Taken with the earlier AP story, observant readers might conclude that the administration is utilizing these mainstream outlets in order to lay out the case for the killing of al-Shami in public an effort to soften the possible outcry if such an operation is ultimately ordered or carried out.

The details of al-Shami and his alleged activities provided by the Times--which are really just the selected bits of information leaked by the "American officials"--paint a picture of a man involved in terrorist activities, operating on the battlefield made borderless by the U.S. declared 'global war on terror'--in short, an acceptable and justifiable target for a U.S. hellfire missile attached to the bottom of an unmanned drone. But advocates of international law and civil liberties say that the Obama administration's claims of such authority to target an individual for assassination must be challenged.

"Given the significance of the authority the administration is claiming, it's quite remarkable how little information it's disclosed," the ACLU's Jameel Jaffer told the Times. Human rights advocates and international jurors, of course, question the legality of the entire U.S. drone program that has resulted in the death of thousands of civilians and untold damage over the last two administrations. The case of al-Shami, however--like the killing of other American citizens abroad--raises specific questions about constitutional protections that reside within the broader moral and legal questions of the wider global war on terror and the clandestine use of drones over multiple countries.

As pointed out by Peter Van Buren, a former State Department employee and foreign policy expert who raised serious questions about the reported "deliberations" and justifications about extrajudicial killing coming from the White House and Eric Holder's Department of Justice, there are no asterisks next to the U.S. Constitution's Fifth Amendment which guarantees all citizens the right due process. Van Buren wrote:

There are [...] no footnotes in the Fifth Amendment, no caveats, no secret memos, no exceptions for terrorism, mass rape, child torture, or any other horror the U.S. has confronted in its 238 years of existence. Such addendums to the Fifth were unnecessary, because in the beautiful preciseness of Lincoln's phrasing at Gettysburg, ours is "a government of the people, by the people, for the people," one made up of us, beholden to us, and whose purpose is to serve us.

Such a government would be incapable of killing its own citizens without due care, debate, and open trial. Those actions would violate the sacred convent of trust between a people and their government in a democracy, the "consent of the governed," and delegitimize the government itself.
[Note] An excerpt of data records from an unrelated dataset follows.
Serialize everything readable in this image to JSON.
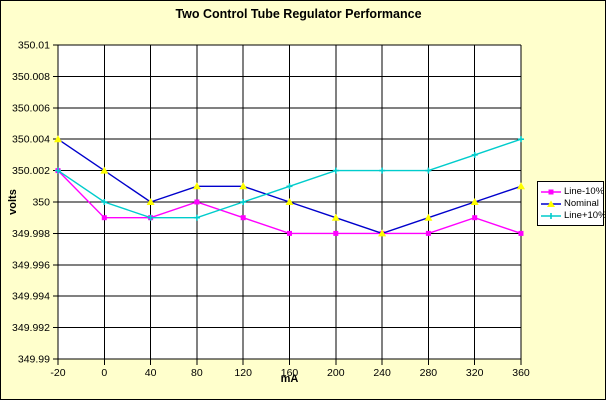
{
  "window": {
    "background": "#FFFFCC",
    "border_color": "#000000"
  },
  "title": "Two Control Tube Regulator Performance",
  "x_axis": {
    "title": "mA",
    "labels": [
      "-20",
      "0",
      "40",
      "80",
      "120",
      "160",
      "200",
      "240",
      "280",
      "320",
      "360"
    ]
  },
  "y_axis": {
    "title": "volts",
    "labels": [
      "350.01",
      "350.008",
      "350.006",
      "350.004",
      "350.002",
      "350",
      "349.998",
      "349.996",
      "349.994",
      "349.992",
      "349.99"
    ]
  },
  "legend": {
    "items": [
      "Line-10%",
      "Nominal",
      "Line+10%"
    ]
  },
  "chart_data": {
    "type": "line",
    "title": "Two Control Tube Regulator Performance",
    "xlabel": "mA",
    "ylabel": "volts",
    "categories": [
      -20,
      0,
      40,
      80,
      120,
      160,
      200,
      240,
      280,
      320,
      360
    ],
    "series": [
      {
        "name": "Line-10%",
        "color": "#FF00FF",
        "marker": "square",
        "marker_color": "#FF00FF",
        "values": [
          350.002,
          349.999,
          349.999,
          350.0,
          349.999,
          349.998,
          349.998,
          349.998,
          349.998,
          349.999,
          349.998
        ]
      },
      {
        "name": "Nominal",
        "color": "#0000CC",
        "marker": "triangle",
        "marker_color": "#FFFF00",
        "values": [
          350.004,
          350.002,
          350.0,
          350.001,
          350.001,
          350.0,
          349.999,
          349.998,
          349.999,
          350.0,
          350.001
        ]
      },
      {
        "name": "Line+10%",
        "color": "#00CCCC",
        "marker": "cross",
        "marker_color": "#00CCCC",
        "values": [
          350.002,
          350.0,
          349.999,
          349.999,
          350.0,
          350.001,
          350.002,
          350.002,
          350.002,
          350.003,
          350.004
        ]
      }
    ],
    "ylim": [
      349.99,
      350.01
    ],
    "y_tick_step": 0.002,
    "grid": true,
    "legend_position": "right",
    "plot_background": "#FFFFFF",
    "gridline_color": "#000000"
  }
}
That last point is worth a closer look, because it makes clear what murder-by-decree really represents in post-Constitutional America. The phrase "consent of the governed" first appears in the Declaration of Independence, the document by which the United States declared itself no longer under the governance of the British king. The Declaration makes clear that a government's moral right to use state power is only justified and legal when derived from the people over which that power is exercised. Such consent is the opposite of the divine right of kings, the philosophy under which the British ruled colonial Americans. Its foundational principle was obedience to government and its edicts and decisions, even on issues of life and death, as a religious and moral obligation.